Device Behind New Drunk Driving Law Aims To Save Lives

By: Amaka Ubaka Email
By: Amaka Ubaka Email

Drunk driving has been an increasing problem on Nebraska roads. In 2010, 53 people in Nebraska died in alcohol related crashes and 790 were injured.

Now a series of laws are aimed at stopping drunk drivers from getting behind the wheel.

Governor Dave Heineman spoke out Wednesday about tougher drunk driving laws that go into effect January 1st.

Under part of the new law, first and second time offenders whose driver's licenses have never been revoked will be allowed to drive with a special permit to certain locations.

The tool behind the law is the ignition interlock device, a machine that tests your blood alcohol level by blowing into a sensor. Any reading above 0.03 would prevent a driver from starting their car. While an effective tool, it's not without issues.

Experts say you should wait 15 minutes after eating before using an ignition interlock device system because even yeast in a donut could trip the device. As could mouthwash, cough medicine, or anything else with alcohol in it.

Kathryn Goethe, an emergency room nurse says she’s concerned about who is using it.

“I would worry about people having their kids blow into them or having other people blow into them to trip the system so they could drive their car drunk."

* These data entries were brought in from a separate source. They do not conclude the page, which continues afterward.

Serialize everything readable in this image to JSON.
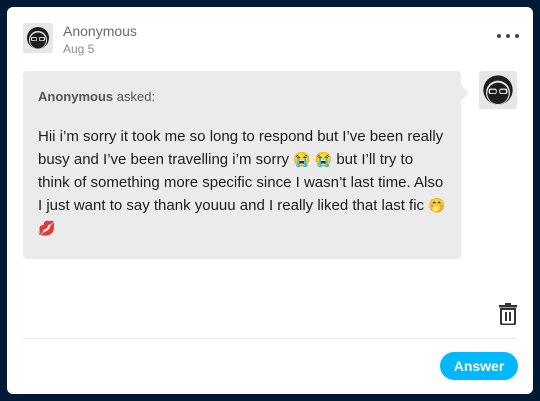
{
  "post": {
    "author": "Anonymous",
    "date": "Aug 5"
  },
  "ask": {
    "asker": "Anonymous",
    "asked_suffix": "asked:",
    "text_part1": "Hii i’m sorry it took me so long to respond but I’ve been really busy and I’ve been travelling i’m sorry",
    "emoji1": "😭",
    "emoji2": "😭",
    "text_part2": "but I’ll try to think of something more specific since I wasn’t last time. Also I just want to say thank youuu and I really liked that last fic",
    "emoji3": "🤭",
    "emoji4": "💋"
  },
  "actions": {
    "answer_label": "Answer",
    "more_icon": "more-dots-icon",
    "delete_icon": "trash-icon"
  },
  "colors": {
    "background": "#001935",
    "accent": "#00b8ff",
    "bubble": "#ebebeb"
  }
}
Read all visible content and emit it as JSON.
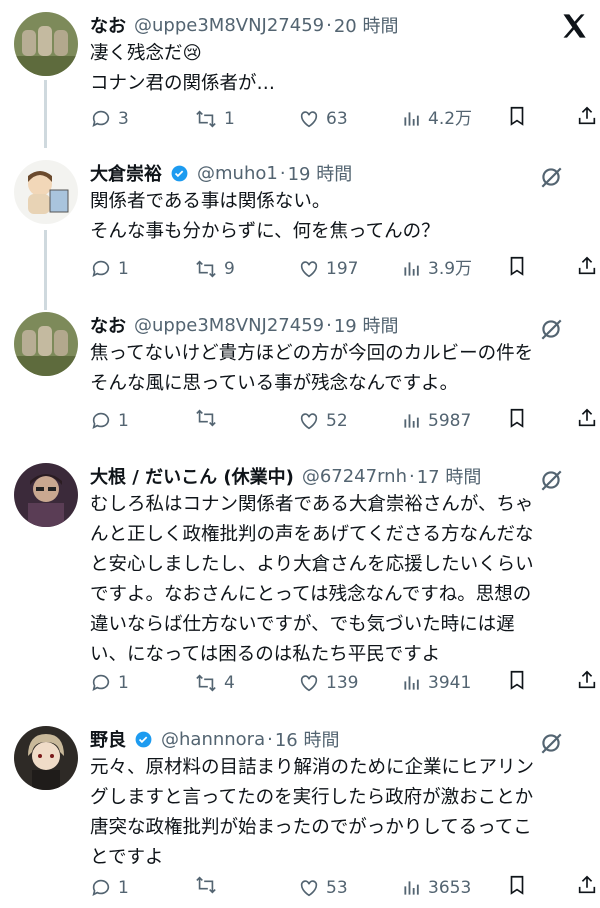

Channel 6 asked Rick Quistad at Jones Automotive about the device. They’ve been installing the device for over 20 years.

Quistad says someone else could blow into it, but the driver can be tested many times while driving, depending on how far they travel.

“At that point, its either going to show a pass for fail,” says Quistad.

“Now it won't shut the car off, which would be a bad idea, but it will show up as a failure.”

That failure would then show up on a monthly data report sent to police.

First time offenders must have the ignition interlock device in their car for six months, while second time offenders must have it for a year.

The offender pays for the device, which runs about fifty dollars to install, and fifty dollars to rent each month.

Despite the kinks, supporters say the new law will save the state money and more importantly keep people safe, giving drivers’ peace of mind.